Three Quick Takeaways From Donald Trump’s Long-Awaited Tax Returns
One reason he might have been eager to keep these records under wraps is that they don’t exactly paint the picture of a business genius.
The House Ways and Means Committee released six years of Donald Trump’s tax returns Friday, after a protracted battle by the former president to prevent that from happening. Trump famously refused to release them during the 2016 presidential election; doing so is not a legal requirement but has long been the norm. The Treasury Department turned over these records to the committee in November.
The committee reviewed Trump’s tax returns primarily from his time in office. Here are three major initial takeaways.
Loans and donations: Trump made repeated large charitable donations and loaned his three adult children either $51,000 or $46,000 for each of the six years covered in the returns.
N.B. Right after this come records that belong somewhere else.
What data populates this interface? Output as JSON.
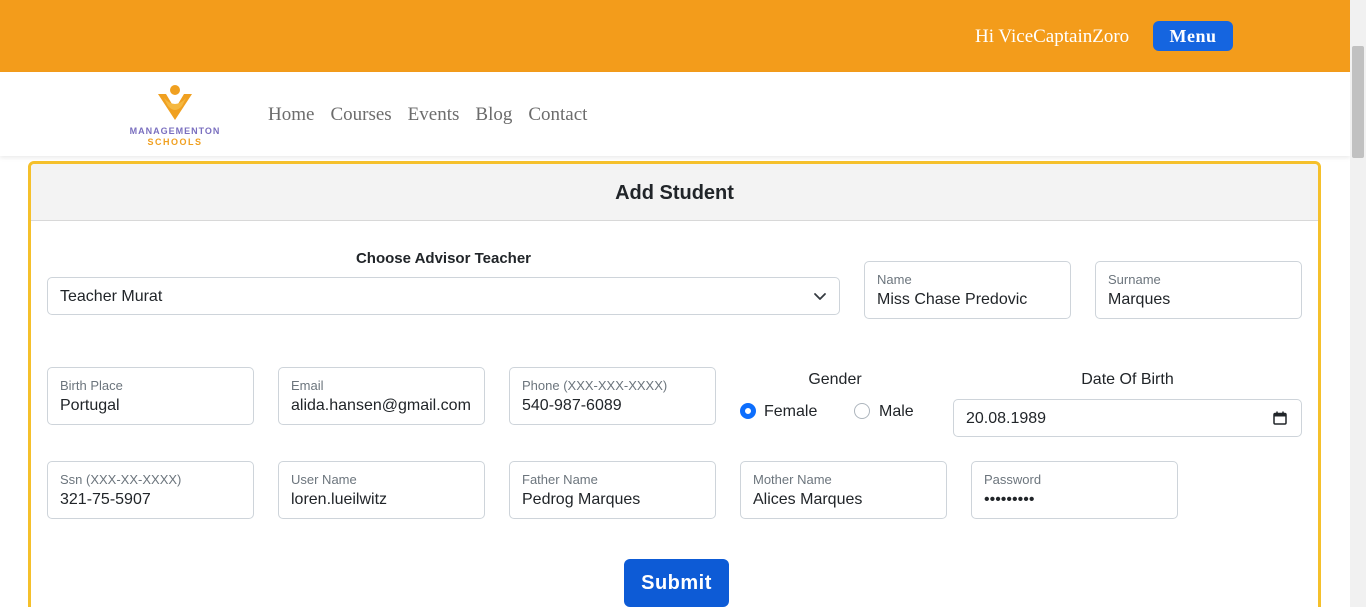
{
  "header": {
    "greeting": "Hi ViceCaptainZoro",
    "menu_label": "Menu"
  },
  "brand": {
    "line1": "MANAGEMENTON",
    "line2": "SCHOOLS"
  },
  "nav": {
    "items": [
      "Home",
      "Courses",
      "Events",
      "Blog",
      "Contact"
    ]
  },
  "form": {
    "title": "Add Student",
    "advisor_label": "Choose Advisor Teacher",
    "advisor_value": "Teacher Murat",
    "name": {
      "label": "Name",
      "value": "Miss Chase Predovic"
    },
    "surname": {
      "label": "Surname",
      "value": "Marques"
    },
    "birth_place": {
      "label": "Birth Place",
      "value": "Portugal"
    },
    "email": {
      "label": "Email",
      "value": "alida.hansen@gmail.com"
    },
    "phone": {
      "label": "Phone (XXX-XXX-XXXX)",
      "value": "540-987-6089"
    },
    "gender": {
      "label": "Gender",
      "female": "Female",
      "male": "Male",
      "selected": "Female"
    },
    "dob": {
      "label": "Date Of Birth",
      "value": "20.08.1989"
    },
    "ssn": {
      "label": "Ssn (XXX-XX-XXXX)",
      "value": "321-75-5907"
    },
    "username": {
      "label": "User Name",
      "value": "loren.lueilwitz"
    },
    "father": {
      "label": "Father Name",
      "value": "Pedrog Marques"
    },
    "mother": {
      "label": "Mother Name",
      "value": "Alices Marques"
    },
    "password": {
      "label": "Password",
      "value": "•••••••••"
    },
    "submit_label": "Submit"
  },
  "colors": {
    "topbar": "#f39c1b",
    "primary": "#0d6efd",
    "card_border": "#f5c02b"
  }
}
Donations and loans are tax-deductible, which means they can reduce the amount of total income that can be taxed. But the nonpartisan Joint Committee on Taxation raised concerns that both Trump’s loans and donations should have been subject to taxes. Trump didn’t have taxable income from 2015-2017, meaning any deductions he received for charitable donations or loans would carry forward and be applied in later years. He did have taxable income in 2018 and 2019, so he would benefit from previous deductions.
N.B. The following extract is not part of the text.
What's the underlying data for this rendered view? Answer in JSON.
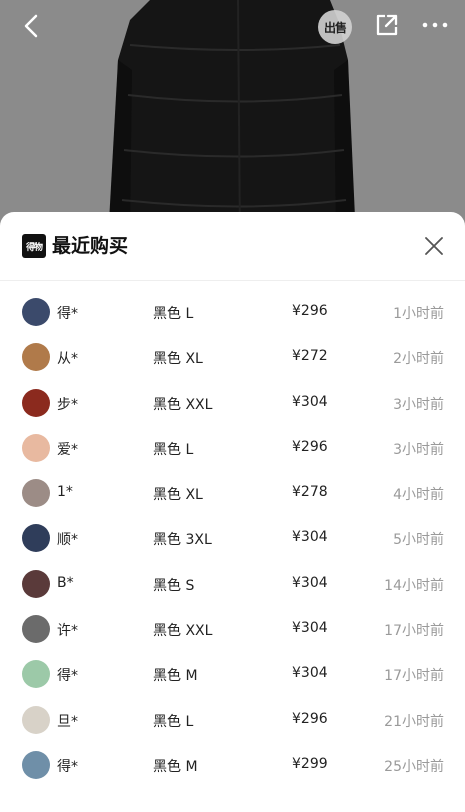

The taxation committee also raised concerns that the loans to his children were really gifts, which should have been taxed.
Sales: Each year except 2019, Trump listed millions of dollars in cost of goods sold, or the amount spent on getting products to customers, from his corporation DJT Holdings, LLC. The cost of goods sold is tax-deductible, which again would drive down his taxable income at the end of the year.
The returns do not specify which assets DJT Holdings had sold, but IRS audit files indicate that the company appeared to sell residential and hotel units. Real estate holdings are not considered inventory, so costs related to their sale are not eligible for tax deductions.
Losses: In 2016 and 2017, Trump and his wife Melania paid $750 or less in federal income tax. They paid $0 in 2020. Trump paid taxes in the other three years, but at a far lower rate than the average taxpayer. Part of the reason why was because he listed millions of dollars in losses.
He reported a gross negative income of $53.2 million over the six years covered in the tax returns. Tax law allows taxpayers to carry losses over to another year, reducing the amount of taxable income. Trump repeatedly carried over his massive reported losses, dramatically reducing the amount of overall taxes he had to pay each year. Fittingly, Steven M. Rosenthal, a senior fellow in the Urban-Brookings Tax Policy Center, summarized Trump’s tax returns for The Los Angeles Times like so: “He’s a staggering loser.”